“Truly I tell you that whatever you have done to the least of my brothers and sisters, you have also done to me.”
Chapter 25 in the book of Matthew shows humanity a blueprint for us to follow into a world dedicated to compassion and peaceful co-existence. The lives we live can be a powerful testimony to the one we call Lord or they can be complicity with a world run amok. It’s our choice, yours and mine.
Gena Turgel died on June 7 in London, England. She was 95. As a survivor of the Holocaust, she witnessed Nazi horrors at the death camps of Auschwitz, Buchenwald, and Bergen-Belsen. She said at a tribute recently in London’s Hyde Park:
“Maybe that’s why I was spared – so my testimony would serve as a memorial like that candle that I light, for the men, women and children who have no voice.”
She once told BBC of her time providing comfort to 15 year-old Anne Frank dying from typhus:
“I washed her face, gave her water to drink, and I can still see that face, her hair and how she looked.”
What is my testimony today? Would it be pleasing to the one I call Lord? So much that is happening in today’s world is abhorrent and evil and it is so easy to feed into the hatefulness and violence that we see everyday on the news media. But, it is also happening next door, in my neighborhood, in my community. The horror of homelessness and hunger is not a distant problem in a foreign country. It is a daily struggle for people living in the woods down the street.
Drug abuse is rampant. My county is termed as a “rural area”, yet it has the 2nd highest drug abuse problem in the state. Poverty and absence of job opportunities feed this drug use. Good men turn to illegal activity in an effort to support a family. Addiction does not discriminate. It accepts the poor and wealthy, men and women, illiterate and educated, gay and straight, black and white. Unfortunately, jails fill with men and women who don’t really have a drug problem.
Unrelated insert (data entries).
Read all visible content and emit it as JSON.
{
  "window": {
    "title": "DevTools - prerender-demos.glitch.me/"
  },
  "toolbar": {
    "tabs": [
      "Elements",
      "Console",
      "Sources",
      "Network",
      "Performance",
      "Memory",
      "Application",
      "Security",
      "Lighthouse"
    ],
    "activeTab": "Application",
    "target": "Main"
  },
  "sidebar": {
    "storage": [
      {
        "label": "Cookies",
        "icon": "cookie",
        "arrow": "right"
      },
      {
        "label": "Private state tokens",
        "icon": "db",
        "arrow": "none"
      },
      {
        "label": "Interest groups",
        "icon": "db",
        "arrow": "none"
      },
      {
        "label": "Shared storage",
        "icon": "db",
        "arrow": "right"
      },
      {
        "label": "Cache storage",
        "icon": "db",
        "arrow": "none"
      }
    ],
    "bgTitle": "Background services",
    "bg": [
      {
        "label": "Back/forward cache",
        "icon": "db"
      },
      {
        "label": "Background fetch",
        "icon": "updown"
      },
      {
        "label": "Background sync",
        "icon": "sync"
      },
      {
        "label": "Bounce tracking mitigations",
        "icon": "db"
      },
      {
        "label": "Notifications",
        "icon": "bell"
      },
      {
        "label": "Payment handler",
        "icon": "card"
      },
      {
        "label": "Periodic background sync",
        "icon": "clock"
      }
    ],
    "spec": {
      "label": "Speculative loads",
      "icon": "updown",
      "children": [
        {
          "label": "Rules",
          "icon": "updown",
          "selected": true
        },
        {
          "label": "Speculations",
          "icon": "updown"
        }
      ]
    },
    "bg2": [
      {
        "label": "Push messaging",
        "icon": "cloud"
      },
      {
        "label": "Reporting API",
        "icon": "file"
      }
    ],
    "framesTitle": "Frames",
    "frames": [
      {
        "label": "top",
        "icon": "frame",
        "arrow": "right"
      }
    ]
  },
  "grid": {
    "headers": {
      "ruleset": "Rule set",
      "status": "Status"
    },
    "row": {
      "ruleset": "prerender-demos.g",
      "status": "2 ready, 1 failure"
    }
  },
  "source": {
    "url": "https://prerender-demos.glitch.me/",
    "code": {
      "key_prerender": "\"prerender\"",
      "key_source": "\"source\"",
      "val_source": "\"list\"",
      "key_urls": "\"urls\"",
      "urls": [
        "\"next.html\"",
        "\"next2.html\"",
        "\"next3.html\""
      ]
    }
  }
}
It is a heart problem from which they suffer. Empty, bitter hearts need to be filled with something. For many alcohol and drugs are the solution. The recovery fellowships which bring addicts and alcoholics to a better way of living are filled with stories of forgiveness and redemption. Mine is one of them.
But is my sober testimony adequate recompense for the miracle allowed to me by the grace of a Higher Power? Perhaps Jesus would say, “Depart from me, I knew you not.” Gena Turgel believed she was spared from death at the hands of the Nazis in order to tell the world again and again and again what happens when good people don’t care enough to protect and nurture the “least of these”.
The least of these could be you and I someday. In a tumultuous world society, we don’t know when we could be the next target of racism, bigotry or hatred. I see my life as a day-to-day blessing from God. I am not assured that I will have food tomorrow or a roof over my head. I do not know that my freedoms of today will be here tomorrow for me to enjoy. But I do know that what I do unto the least of these, my brothers and sisters, today will have eternal consequences. How about you?